Appendix N is labeled “Inspirational and Educational Reading”. It’s a list of fantasy works that inspired Gary Gygax and company in their creation of D&D. Paul S. Kemp has an appreciation, and a list of the books from the original Appendix N.

After he posted his blog post (which was partly inspired in turn by a conversation on Twitter that he and I were a part of), it occurred to me that Appendix N is an extremely valuable resource for going “old school” with your fantasy fiction. However, since the Dungeon Master’s Guide was written in 1979, that leaves a couple additional decades of books modern readers and gamers may not have heard of, are not in Appendix N, but are worthy of attention. And especially for Game masters, source material to beg, borrow and steal from.

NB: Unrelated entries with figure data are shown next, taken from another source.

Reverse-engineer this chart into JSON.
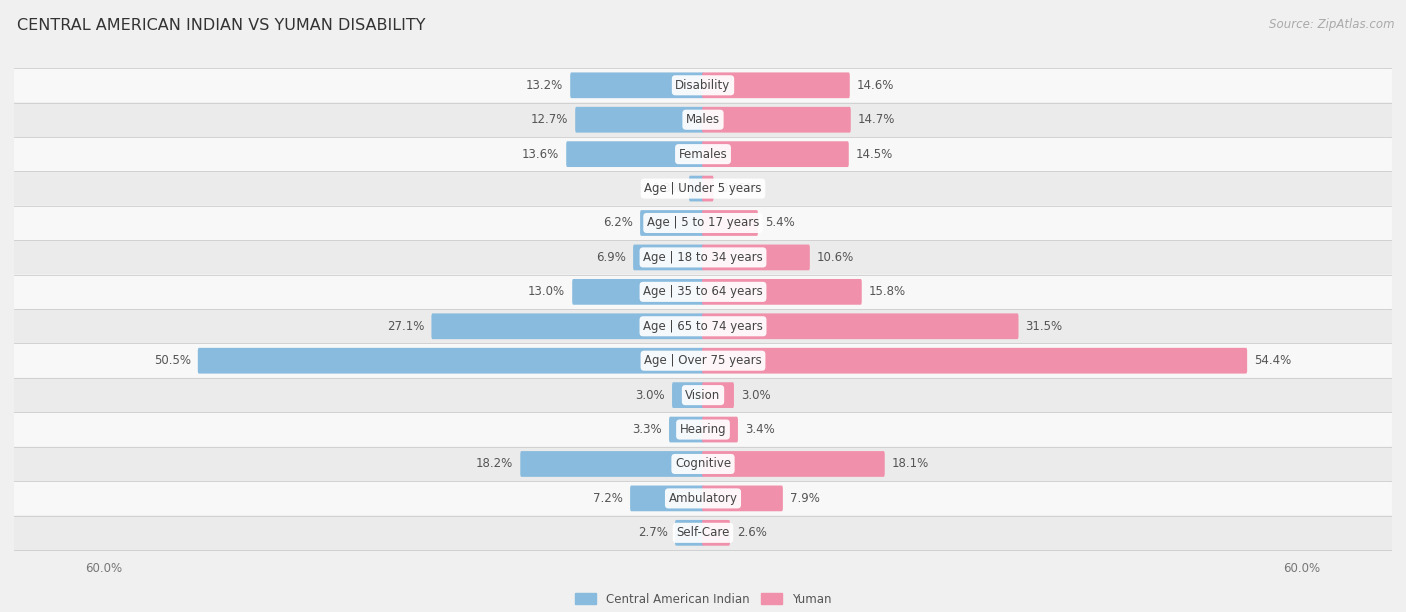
{
  "title": "CENTRAL AMERICAN INDIAN VS YUMAN DISABILITY",
  "source": "Source: ZipAtlas.com",
  "categories": [
    "Disability",
    "Males",
    "Females",
    "Age | Under 5 years",
    "Age | 5 to 17 years",
    "Age | 18 to 34 years",
    "Age | 35 to 64 years",
    "Age | 65 to 74 years",
    "Age | Over 75 years",
    "Vision",
    "Hearing",
    "Cognitive",
    "Ambulatory",
    "Self-Care"
  ],
  "left_values": [
    13.2,
    12.7,
    13.6,
    1.3,
    6.2,
    6.9,
    13.0,
    27.1,
    50.5,
    3.0,
    3.3,
    18.2,
    7.2,
    2.7
  ],
  "right_values": [
    14.6,
    14.7,
    14.5,
    0.95,
    5.4,
    10.6,
    15.8,
    31.5,
    54.4,
    3.0,
    3.4,
    18.1,
    7.9,
    2.6
  ],
  "left_color": "#88bbdd",
  "right_color": "#f090aa",
  "left_label": "Central American Indian",
  "right_label": "Yuman",
  "axis_max": 60.0,
  "bg_color": "#f0f0f0",
  "row_light": "#f8f8f8",
  "row_dark": "#ebebeb",
  "title_fontsize": 11.5,
  "source_fontsize": 8.5,
  "cat_fontsize": 8.5,
  "val_fontsize": 8.5
}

So, herein, I set to lay out an add-on for Appendix N, and cover more recent books that, if Appendix N were written today by Gygax, would be in it. Appendix “N-Squared”. These are books that have influenced my gaming, books from which I have plucked kernels.

My boundary conditions for selection are heroic fantasy books intended for fantasy gamers that were written from 1980 to 2007. I don’t think more recent works than that have had the time to firm themselves up as classics. Some of the series listed below extend beyond 2007, of course, and some are still ongoing. And yes, I am aware that in the last few years, a swath of authors that may be on a “Appendix N-cubed” have emerged, especially in the resurgent subgenre of sword and sorcery. Time will tell.

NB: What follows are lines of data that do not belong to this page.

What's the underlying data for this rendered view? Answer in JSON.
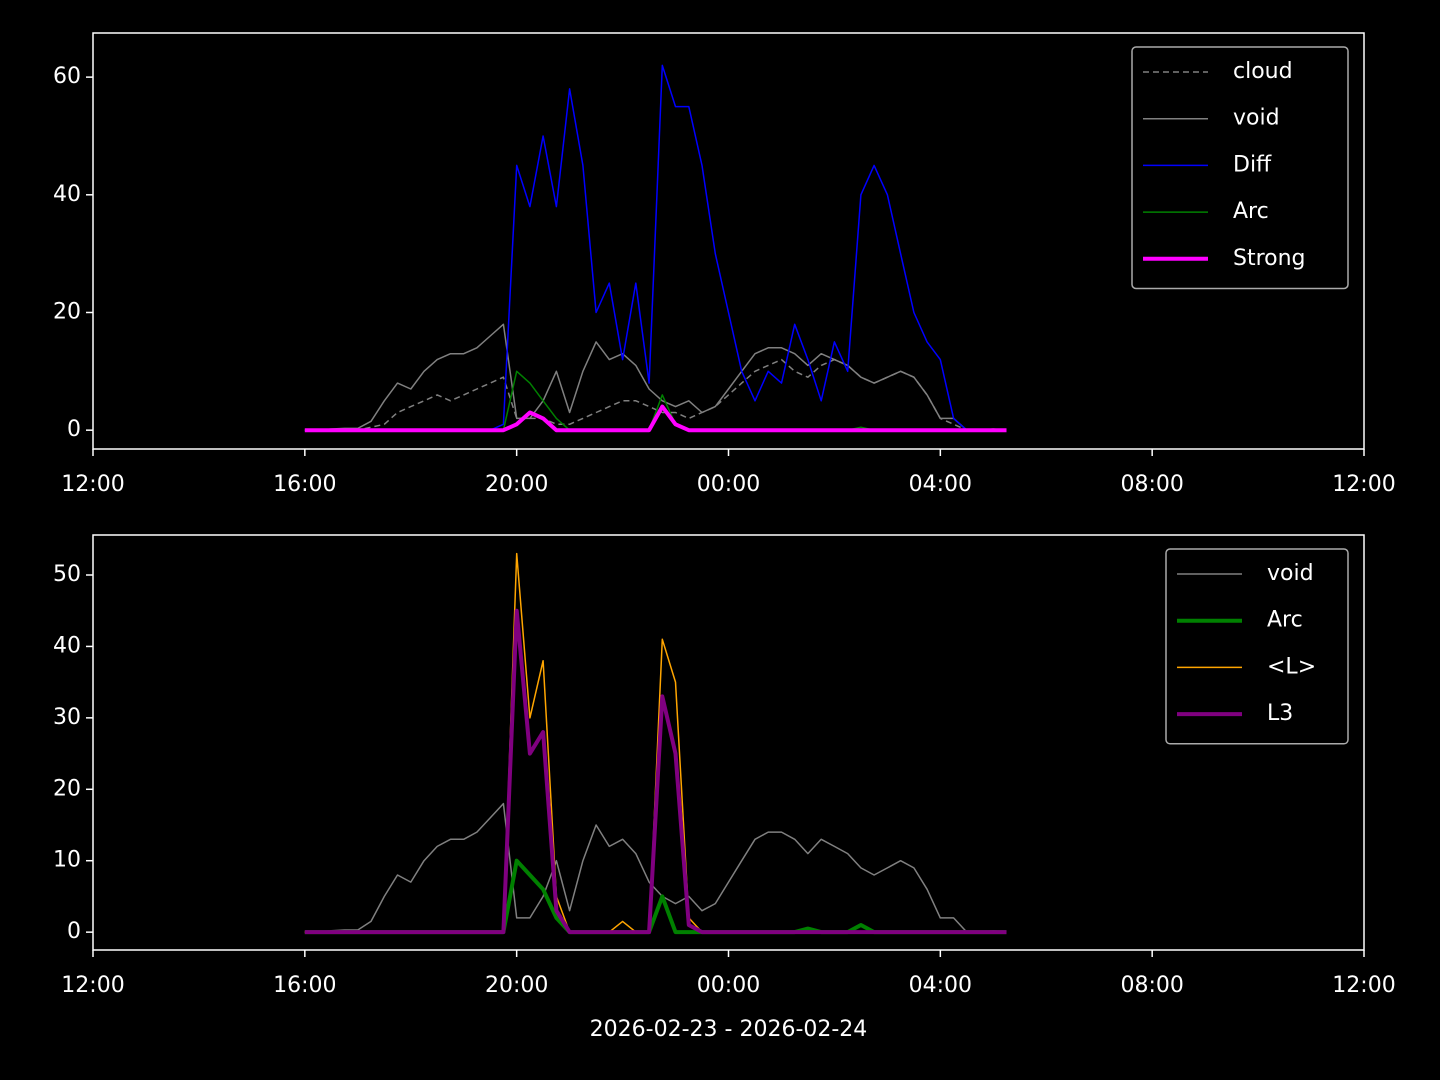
{
  "chart_data": [
    {
      "type": "line",
      "legend": "upper right",
      "x": [
        "2026-02-23 16:00",
        "2026-02-23 16:15",
        "2026-02-23 16:30",
        "2026-02-23 16:45",
        "2026-02-23 17:00",
        "2026-02-23 17:15",
        "2026-02-23 17:30",
        "2026-02-23 17:45",
        "2026-02-23 18:00",
        "2026-02-23 18:15",
        "2026-02-23 18:30",
        "2026-02-23 18:45",
        "2026-02-23 19:00",
        "2026-02-23 19:15",
        "2026-02-23 19:30",
        "2026-02-23 19:45",
        "2026-02-23 20:00",
        "2026-02-23 20:15",
        "2026-02-23 20:30",
        "2026-02-23 20:45",
        "2026-02-23 21:00",
        "2026-02-23 21:15",
        "2026-02-23 21:30",
        "2026-02-23 21:45",
        "2026-02-23 22:00",
        "2026-02-23 22:15",
        "2026-02-23 22:30",
        "2026-02-23 22:45",
        "2026-02-23 23:00",
        "2026-02-23 23:15",
        "2026-02-23 23:30",
        "2026-02-23 23:45",
        "2026-02-24 00:00",
        "2026-02-24 00:15",
        "2026-02-24 00:30",
        "2026-02-24 00:45",
        "2026-02-24 01:00",
        "2026-02-24 01:15",
        "2026-02-24 01:30",
        "2026-02-24 01:45",
        "2026-02-24 02:00",
        "2026-02-24 02:15",
        "2026-02-24 02:30",
        "2026-02-24 02:45",
        "2026-02-24 03:00",
        "2026-02-24 03:15",
        "2026-02-24 03:30",
        "2026-02-24 03:45",
        "2026-02-24 04:00",
        "2026-02-24 04:15",
        "2026-02-24 04:30",
        "2026-02-24 04:45",
        "2026-02-24 05:00",
        "2026-02-24 05:15"
      ],
      "xlim": [
        "2026-02-23 12:00",
        "2026-02-24 12:00"
      ],
      "xticks": [
        {
          "value": "2026-02-23 12:00",
          "label": "12:00"
        },
        {
          "value": "2026-02-23 16:00",
          "label": "16:00"
        },
        {
          "value": "2026-02-23 20:00",
          "label": "20:00"
        },
        {
          "value": "2026-02-24 00:00",
          "label": "00:00"
        },
        {
          "value": "2026-02-24 04:00",
          "label": "04:00"
        },
        {
          "value": "2026-02-24 08:00",
          "label": "08:00"
        },
        {
          "value": "2026-02-24 12:00",
          "label": "12:00"
        }
      ],
      "ylim": [
        -3.2,
        67.5
      ],
      "yticks": [
        0,
        20,
        40,
        60
      ],
      "series": [
        {
          "name": "cloud",
          "color": "#808080",
          "linestyle": "dashed",
          "linewidth": 1.5,
          "values": [
            0,
            0,
            0,
            0,
            0,
            0.5,
            1,
            3,
            4,
            5,
            6,
            5,
            6,
            7,
            8,
            9,
            2,
            2,
            2,
            1,
            1,
            2,
            3,
            4,
            5,
            5,
            4,
            3,
            3,
            2,
            3,
            4,
            6,
            8,
            10,
            11,
            12,
            10,
            9,
            11,
            12,
            11,
            9,
            8,
            9,
            10,
            9,
            6,
            2,
            1,
            0,
            0,
            0,
            0
          ]
        },
        {
          "name": "void",
          "color": "#808080",
          "linestyle": "solid",
          "linewidth": 1.5,
          "values": [
            0,
            0,
            0.2,
            0.3,
            0.3,
            1.5,
            5,
            8,
            7,
            10,
            12,
            13,
            13,
            14,
            16,
            18,
            2,
            2,
            5,
            10,
            3,
            10,
            15,
            12,
            13,
            11,
            7,
            5,
            4,
            5,
            3,
            4,
            7,
            10,
            13,
            14,
            14,
            13,
            11,
            13,
            12,
            11,
            9,
            8,
            9,
            10,
            9,
            6,
            2,
            2,
            0,
            0,
            0.2,
            0
          ]
        },
        {
          "name": "Diff",
          "color": "#0000ff",
          "linestyle": "solid",
          "linewidth": 1.5,
          "values": [
            0,
            0,
            0,
            0,
            0,
            0,
            0,
            0,
            0,
            0,
            0,
            0,
            0,
            0,
            0,
            1,
            45,
            38,
            50,
            38,
            58,
            45,
            20,
            25,
            12,
            25,
            8,
            62,
            55,
            55,
            45,
            30,
            20,
            10,
            5,
            10,
            8,
            18,
            12,
            5,
            15,
            10,
            40,
            45,
            40,
            30,
            20,
            15,
            12,
            2,
            0,
            0,
            0,
            0
          ]
        },
        {
          "name": "Arc",
          "color": "#008000",
          "linestyle": "solid",
          "linewidth": 1.5,
          "values": [
            0,
            0,
            0,
            0,
            0,
            0,
            0,
            0,
            0,
            0,
            0,
            0,
            0,
            0,
            0,
            0,
            10,
            8,
            5,
            2,
            0,
            0,
            0,
            0,
            0,
            0,
            0,
            6,
            1,
            0,
            0,
            0,
            0,
            0,
            0,
            0,
            0,
            0,
            0,
            0,
            0,
            0,
            0.5,
            0,
            0,
            0,
            0,
            0,
            0,
            0,
            0,
            0,
            0,
            0
          ]
        },
        {
          "name": "Strong",
          "color": "#ff00ff",
          "linestyle": "solid",
          "linewidth": 4,
          "values": [
            0,
            0,
            0,
            0,
            0,
            0,
            0,
            0,
            0,
            0,
            0,
            0,
            0,
            0,
            0,
            0,
            1,
            3,
            2,
            0,
            0,
            0,
            0,
            0,
            0,
            0,
            0,
            4,
            1,
            0,
            0,
            0,
            0,
            0,
            0,
            0,
            0,
            0,
            0,
            0,
            0,
            0,
            0,
            0,
            0,
            0,
            0,
            0,
            0,
            0,
            0,
            0,
            0,
            0
          ]
        }
      ]
    },
    {
      "type": "line",
      "legend": "upper right",
      "xlabel": "2026-02-23 - 2026-02-24",
      "x": [
        "2026-02-23 16:00",
        "2026-02-23 16:15",
        "2026-02-23 16:30",
        "2026-02-23 16:45",
        "2026-02-23 17:00",
        "2026-02-23 17:15",
        "2026-02-23 17:30",
        "2026-02-23 17:45",
        "2026-02-23 18:00",
        "2026-02-23 18:15",
        "2026-02-23 18:30",
        "2026-02-23 18:45",
        "2026-02-23 19:00",
        "2026-02-23 19:15",
        "2026-02-23 19:30",
        "2026-02-23 19:45",
        "2026-02-23 20:00",
        "2026-02-23 20:15",
        "2026-02-23 20:30",
        "2026-02-23 20:45",
        "2026-02-23 21:00",
        "2026-02-23 21:15",
        "2026-02-23 21:30",
        "2026-02-23 21:45",
        "2026-02-23 22:00",
        "2026-02-23 22:15",
        "2026-02-23 22:30",
        "2026-02-23 22:45",
        "2026-02-23 23:00",
        "2026-02-23 23:15",
        "2026-02-23 23:30",
        "2026-02-23 23:45",
        "2026-02-24 00:00",
        "2026-02-24 00:15",
        "2026-02-24 00:30",
        "2026-02-24 00:45",
        "2026-02-24 01:00",
        "2026-02-24 01:15",
        "2026-02-24 01:30",
        "2026-02-24 01:45",
        "2026-02-24 02:00",
        "2026-02-24 02:15",
        "2026-02-24 02:30",
        "2026-02-24 02:45",
        "2026-02-24 03:00",
        "2026-02-24 03:15",
        "2026-02-24 03:30",
        "2026-02-24 03:45",
        "2026-02-24 04:00",
        "2026-02-24 04:15",
        "2026-02-24 04:30",
        "2026-02-24 04:45",
        "2026-02-24 05:00",
        "2026-02-24 05:15"
      ],
      "xlim": [
        "2026-02-23 12:00",
        "2026-02-24 12:00"
      ],
      "xticks": [
        {
          "value": "2026-02-23 12:00",
          "label": "12:00"
        },
        {
          "value": "2026-02-23 16:00",
          "label": "16:00"
        },
        {
          "value": "2026-02-23 20:00",
          "label": "20:00"
        },
        {
          "value": "2026-02-24 00:00",
          "label": "00:00"
        },
        {
          "value": "2026-02-24 04:00",
          "label": "04:00"
        },
        {
          "value": "2026-02-24 08:00",
          "label": "08:00"
        },
        {
          "value": "2026-02-24 12:00",
          "label": "12:00"
        }
      ],
      "ylim": [
        -2.5,
        55.6
      ],
      "yticks": [
        0,
        10,
        20,
        30,
        40,
        50
      ],
      "series": [
        {
          "name": "void",
          "color": "#808080",
          "linestyle": "solid",
          "linewidth": 1.5,
          "values": [
            0,
            0,
            0.2,
            0.3,
            0.3,
            1.5,
            5,
            8,
            7,
            10,
            12,
            13,
            13,
            14,
            16,
            18,
            2,
            2,
            5,
            10,
            3,
            10,
            15,
            12,
            13,
            11,
            7,
            5,
            4,
            5,
            3,
            4,
            7,
            10,
            13,
            14,
            14,
            13,
            11,
            13,
            12,
            11,
            9,
            8,
            9,
            10,
            9,
            6,
            2,
            2,
            0,
            0,
            0.2,
            0
          ]
        },
        {
          "name": "Arc",
          "color": "#008000",
          "linestyle": "solid",
          "linewidth": 4,
          "values": [
            0,
            0,
            0,
            0,
            0,
            0,
            0,
            0,
            0,
            0,
            0,
            0,
            0,
            0,
            0,
            0,
            10,
            8,
            6,
            2,
            0,
            0,
            0,
            0,
            0,
            0,
            0,
            5,
            0,
            0,
            0,
            0,
            0,
            0,
            0,
            0,
            0,
            0,
            0.5,
            0,
            0,
            0,
            1,
            0,
            0,
            0,
            0,
            0,
            0,
            0,
            0,
            0,
            0,
            0
          ]
        },
        {
          "name": "<L>",
          "color": "#ffa500",
          "linestyle": "solid",
          "linewidth": 1.5,
          "values": [
            0,
            0,
            0,
            0,
            0,
            0,
            0,
            0,
            0,
            0,
            0,
            0,
            0,
            0,
            0,
            0,
            53,
            30,
            38,
            5,
            0,
            0,
            0,
            0,
            1.5,
            0,
            0,
            41,
            35,
            2,
            0,
            0,
            0,
            0,
            0,
            0,
            0,
            0,
            0,
            0,
            0,
            0,
            0,
            0,
            0,
            0,
            0,
            0,
            0,
            0,
            0,
            0,
            0,
            0
          ]
        },
        {
          "name": "L3",
          "color": "#800080",
          "linestyle": "solid",
          "linewidth": 4,
          "values": [
            0,
            0,
            0,
            0,
            0,
            0,
            0,
            0,
            0,
            0,
            0,
            0,
            0,
            0,
            0,
            0,
            45,
            25,
            28,
            3,
            0,
            0,
            0,
            0,
            0,
            0,
            0,
            33,
            25,
            1,
            0,
            0,
            0,
            0,
            0,
            0,
            0,
            0,
            0,
            0,
            0,
            0,
            0,
            0,
            0,
            0,
            0,
            0,
            0,
            0,
            0,
            0,
            0,
            0
          ]
        }
      ]
    }
  ]
}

  • Joe Abercrombie: The First Law and sequels
  • Greg Bear: The Infinity Concerto and The Serpent Mage
  • Steven Brust: The Vlad Taltos series, and the Khaavren duology
  • Jim Butcher: The Furies of Calderon
  • C.J. Cherryh: The Morgaine Saga: [Gate of Ivrel and sequels]
  • Glen Cook: The Black Company series [The Black Company and sequels]
  • Steven R. Donaldson: The Chronicles of Thomas Covenant [Lord Foul’s Bane and sequels]
  • Dave Duncan: The King’s Blade series [The Gilded Chain and sequels]
  • Kate Elliott: The Crown of Stars series [King’s Dragon and sequels]
  • Steven Erikson: The Gardens of the Moon
  • Raymond E. Feist: The Riftwar Saga [Magician and sequels]
  • Mary Gentle: Grunts!
  • Robin Hobb: The Farseer Trilogy [Assassin’s Apprentice and sequels]
  • J.V. Jones: The Sword of Shadows series [A Cavern of Black Ice and sequels]
  • Scott Lynch: The Lies of Locke Lamora
  • George R.R. Martin: A Game of Thrones
  • Julian May: The Saga of Pliocene Exile [The Many Colored Land and sequels]
  • L.E. Modesitt, Jr.: The Saga of Recluce [The Magic of Recluce and sequels]
  • Elizabeth Moon: The Deed of Paksenarrion [Sheep Farmer’s Daughter and sequels]
  • Joel Rosenberg: The Guardians of the Flame series [The Sleeping Dragon and sequels]
  • Fred Saberhagen: The Books of the Swords and The Books of the Lost Swords sequences
  • Martha Wells: The Element of Fire and City of Bones
  • Tad Williams: Memory, Sorrow, Thorn [The Dragonbone Chair and sequels]

So what books have I missed? What books of mine should NOT be on this list?